Summer Berry Roll - cooking recipe

Ingredients
    Filling
    1 cup almonds, ground
    3 tablespoons sugar
    4 cups berries (blackberries, blueberries, raspberries)
    1/2 cup sugar
    3 tablespoons cornstarch
    1 tablespoon lemon juice
    1 egg, beaten
    1 tablespoon milk or 1 tablespoon whipping cream
    2 tablespoons sugar, coarse
    Sweet Dough
    3/4 cup milk, warm
    2 teaspoons active dry yeast
    3 egg yolks
    2 3/4 cups all-purpose flour
    2 tablespoons sugar
    1 teaspoon lemon rind, grated
    1 teaspoon salt
    3/4 teaspoon cardamom, ground
    1 cup butter, chilled, cubed
Preparation
    Sweet Dough:
    Sprinkle milk with yeast and let stand until foamy, about 10 minutes; whisk in egg yolks. In food processor, pulse together flour, sugar, lemon rind, salt, and cardamom; pulse in butter until in pea sized clumps. Add milk mixture and pulse just until dough holds together.
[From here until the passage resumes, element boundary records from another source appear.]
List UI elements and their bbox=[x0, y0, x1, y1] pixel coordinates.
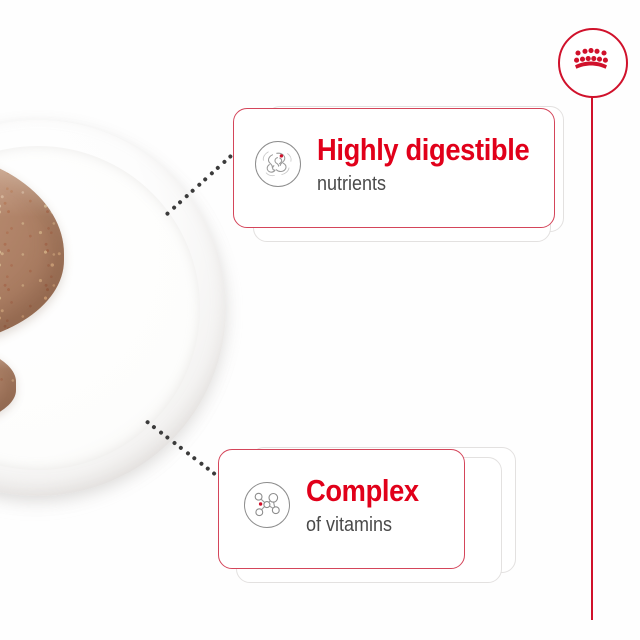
card-text-block: Complex of vitamins bbox=[306, 475, 434, 535]
card-title: Complex bbox=[306, 475, 419, 506]
food-slice-top bbox=[0, 150, 64, 346]
brand-vertical-line bbox=[591, 92, 593, 620]
card-text-block: Highly digestible nutrients bbox=[317, 134, 558, 194]
feature-card-highly-digestible[interactable]: Highly digestible nutrients bbox=[233, 108, 563, 236]
food-texture bbox=[0, 150, 64, 346]
stomach-icon bbox=[255, 141, 301, 187]
card-subtitle: nutrients bbox=[317, 174, 534, 194]
feature-card-complex-of-vitamins[interactable]: Complex of vitamins bbox=[218, 449, 508, 577]
card-title: Highly digestible bbox=[317, 134, 529, 165]
card-subtitle: of vitamins bbox=[306, 515, 421, 535]
molecule-icon bbox=[244, 482, 290, 528]
food-texture bbox=[0, 338, 16, 430]
promo-canvas: Highly digestible nutrients bbox=[0, 0, 640, 640]
product-photo bbox=[0, 120, 250, 520]
royal-canin-crown-icon[interactable] bbox=[558, 28, 628, 98]
food-slice-middle bbox=[0, 338, 16, 430]
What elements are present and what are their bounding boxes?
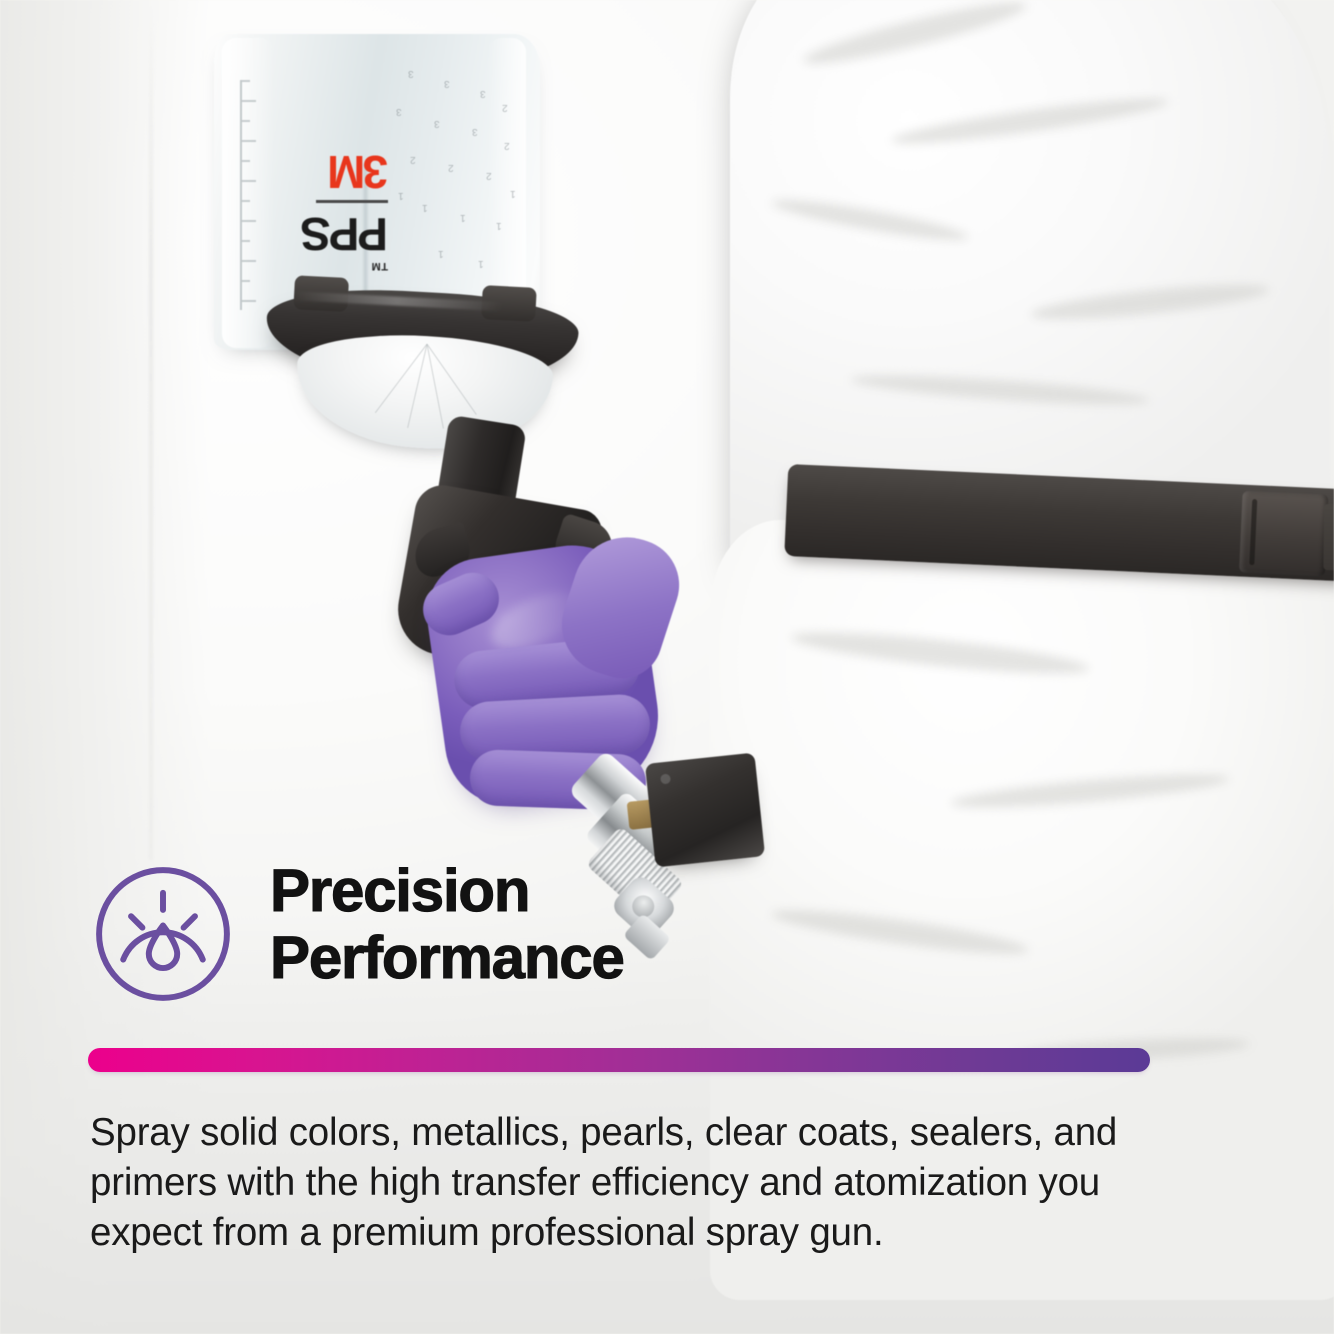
gauge-droplet-icon [92, 863, 234, 1005]
headline-line-2: Performance [270, 924, 624, 991]
text-overlay: Precision Performance Spray solid colors… [0, 0, 1334, 1334]
body-line-1: Spray solid colors, metallics, pearls, c… [90, 1108, 1200, 1158]
body-line-3: expect from a premium professional spray… [90, 1208, 1200, 1258]
product-feature-card: TM PPS 3M 33 33 33 22 22 21 11 11 11 FL. [0, 0, 1334, 1334]
body-copy: Spray solid colors, metallics, pearls, c… [90, 1108, 1200, 1258]
page-title: Precision Performance [270, 855, 624, 991]
headline-row: Precision Performance [92, 855, 752, 1025]
headline-line-1: Precision [270, 857, 624, 924]
gradient-rule [88, 1048, 1150, 1072]
body-line-2: primers with the high transfer efficienc… [90, 1158, 1200, 1208]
    With floured hands on a floured surface, lightly knead a few turns (adding a little more flour only if dough is sticking to work surface) until in a soft, ball. Place in buttered (or Pam'd) bowl, turning to coat, and cover with plastic wrap; let rise at room temperature until doubled in volume, about 90 minutes.
    Lightly push down dough. On a lightly floured surface, roll out dough into a 12 x 14\" (30 x 35 cm) rectangle. Transfer to parchment paper-lined or buttered baking sheet.
    Mix almonds and 2 tbsp sugar; spread lengthwise, about 4 inches (10 cm) wide, down centre of rectangle.
    Stir together berries, remaining 1/2 cup sugar, cornstarch, and lemon juice; spoon evenly over almonds.
    Fold one long edge of dough up over filling; covering berries; lightly brush with water. Fold second long edge of dough over first, pinching along edge to seal seam. Cover with plastic wrap and tea towel; let rise for 30 minutes. Whisk egg & milk (or cream) together; brush top with mixture. With scissors or razor blade, cut about ten 2\" (5 cm) diagonal slashes along centre, through to filling. Sprinkle with coarse sugar.
    Bake in centre of 350 degree oven until top is golden and filling is bubbling, 40 to 45 minutes. Let cool on pan on rack.